Proszę nie zapomnieć się podpisać bo anonimów nie rozpatrują.
wracając do pierwszego pytania z tematu...
o strzelcach jak i o harcerzach z naszego powiatu nie można powiedzieć nic złego w końcu wykonują swoje zadania społecznie
Wykonywanie zadań społecznie ma zwalniać od wszelkiej krytyki?!
nie od wszelkiej, ale od narzekania gdy samemu mało się robi...
raczej krytykanctwa
Jak to się stało, że harcerka zauważyła, że tej dziewczynie ze strzelców trzeba pomóc i z nią wyszła a nikt ze strzlców tego nie zauważył. Przeczytałam wszystko i nie rozumiem tego. Skoro MJ twierdzi, że nic jej się nie stało to może po prostu dziewczyny postanowiły wyjść razem oddetchnąć świeżym powietrzem i nie było problemu, a pani żołnierz AK źle to odebrała (jako zasłabnięcie). Może ktoś wytłumaczyć mi tą sprawę?
Strzelcy w postawie zasadniczej maja wzrok skierowny przed siebie, lekoo do góry, nie oglądają się
Czy wyobrazasz sobie sytuacje ze Ktos ze Strzelców wychodzi z Koscoła nie pytajac o zgodę?
Niech mi Pani uwierzy że u nas owszem jest dyscyplina, lecz nie taka która zabraniałaby wyjścia z kościoła jeśli osoba źle się poczuła.
Lepiej jest żeby taka osoba wyszła się przewietrzyć niż miałaby zemdleć.
Jest mi bardzo przykro że osoba taka jak Pani - żołnierz AK ma o nas taką opinię...
Mam dobrą opinie prosze mi wierzyć, a jednak żle sie poczuła.
Ktoś napisał, że gdyby się źle poczuli to mogli wyjść z Kościoła więc widocznie mieli taką zgodę. Chociaż zastanawiający jest fakt, że dwie dziewczyny wyszły razem harcerz i strzelec i podobno nic się nie stało.

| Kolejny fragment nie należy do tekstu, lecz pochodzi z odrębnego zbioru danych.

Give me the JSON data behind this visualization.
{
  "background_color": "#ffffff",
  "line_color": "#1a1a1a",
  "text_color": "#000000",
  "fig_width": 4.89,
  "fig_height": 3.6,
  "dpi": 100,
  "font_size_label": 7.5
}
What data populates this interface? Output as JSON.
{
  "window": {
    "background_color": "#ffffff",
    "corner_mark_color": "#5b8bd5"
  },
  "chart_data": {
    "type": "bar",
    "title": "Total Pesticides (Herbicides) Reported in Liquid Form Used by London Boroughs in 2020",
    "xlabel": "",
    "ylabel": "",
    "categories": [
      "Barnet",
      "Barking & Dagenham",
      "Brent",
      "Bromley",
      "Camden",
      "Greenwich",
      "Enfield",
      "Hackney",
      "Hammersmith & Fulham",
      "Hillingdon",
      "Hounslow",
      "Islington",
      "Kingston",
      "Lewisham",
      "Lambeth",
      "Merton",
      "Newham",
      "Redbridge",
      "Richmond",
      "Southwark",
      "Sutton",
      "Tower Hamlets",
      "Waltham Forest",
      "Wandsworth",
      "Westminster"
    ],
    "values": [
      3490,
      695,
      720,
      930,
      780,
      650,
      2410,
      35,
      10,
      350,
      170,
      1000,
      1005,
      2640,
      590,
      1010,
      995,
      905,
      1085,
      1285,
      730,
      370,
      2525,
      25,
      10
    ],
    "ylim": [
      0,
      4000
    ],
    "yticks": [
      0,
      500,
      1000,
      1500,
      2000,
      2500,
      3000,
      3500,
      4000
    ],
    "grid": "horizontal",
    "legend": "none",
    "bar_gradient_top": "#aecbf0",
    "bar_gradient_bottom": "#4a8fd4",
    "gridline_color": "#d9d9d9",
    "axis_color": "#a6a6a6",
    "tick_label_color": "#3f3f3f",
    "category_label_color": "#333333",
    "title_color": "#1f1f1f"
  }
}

Dlatego pytam o przyczynę tego wyjścia. Jeżeli była taka jak napisała Pani - zasłabnięcie - to ma Pani rację, powinni jej pomóc koledzy ze strzelców. Jednak jeżeli wyszły z innego powodu to uważam, że zamiast bronić honoru słowami nic się nie stało, powinno to zostać wyjaśnione i dziewczynki powinny ponieść konsekwencje opuszczenia uroczystości bez powodu.

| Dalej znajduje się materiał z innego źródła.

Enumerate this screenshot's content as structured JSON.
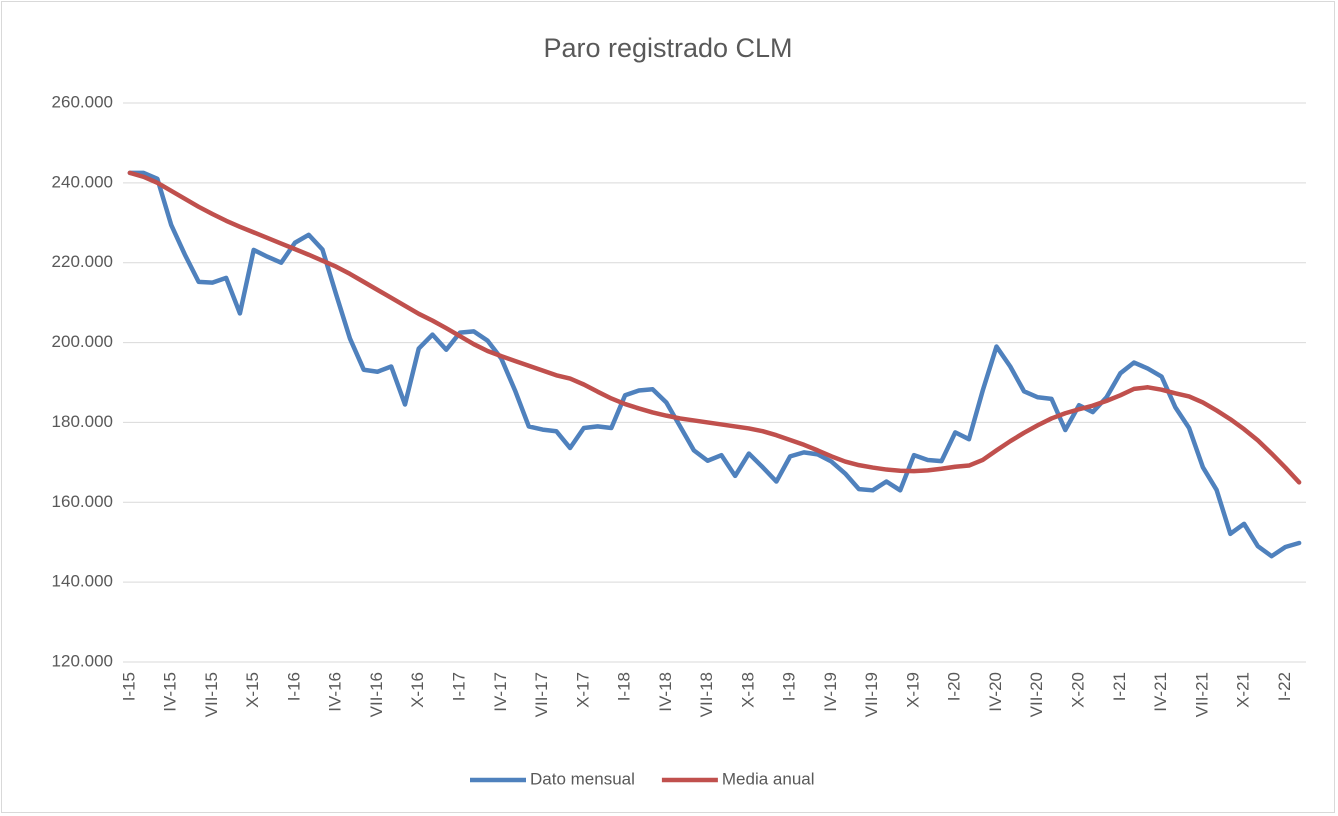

Dlatego pytam dlaczego te dziewczynki wyszły razem, dlaczego jeżeli to było zasłabnięcie to właśnie harcerka zareagowała a nie strzelec?
Wydaje mi się, że to nie jest trudne pytanie i kolega MJ powinien poradzić sobie z logiczną odpowiedzią na nie, skoro jak rozumiem również w tej uroczystości uczestniczył.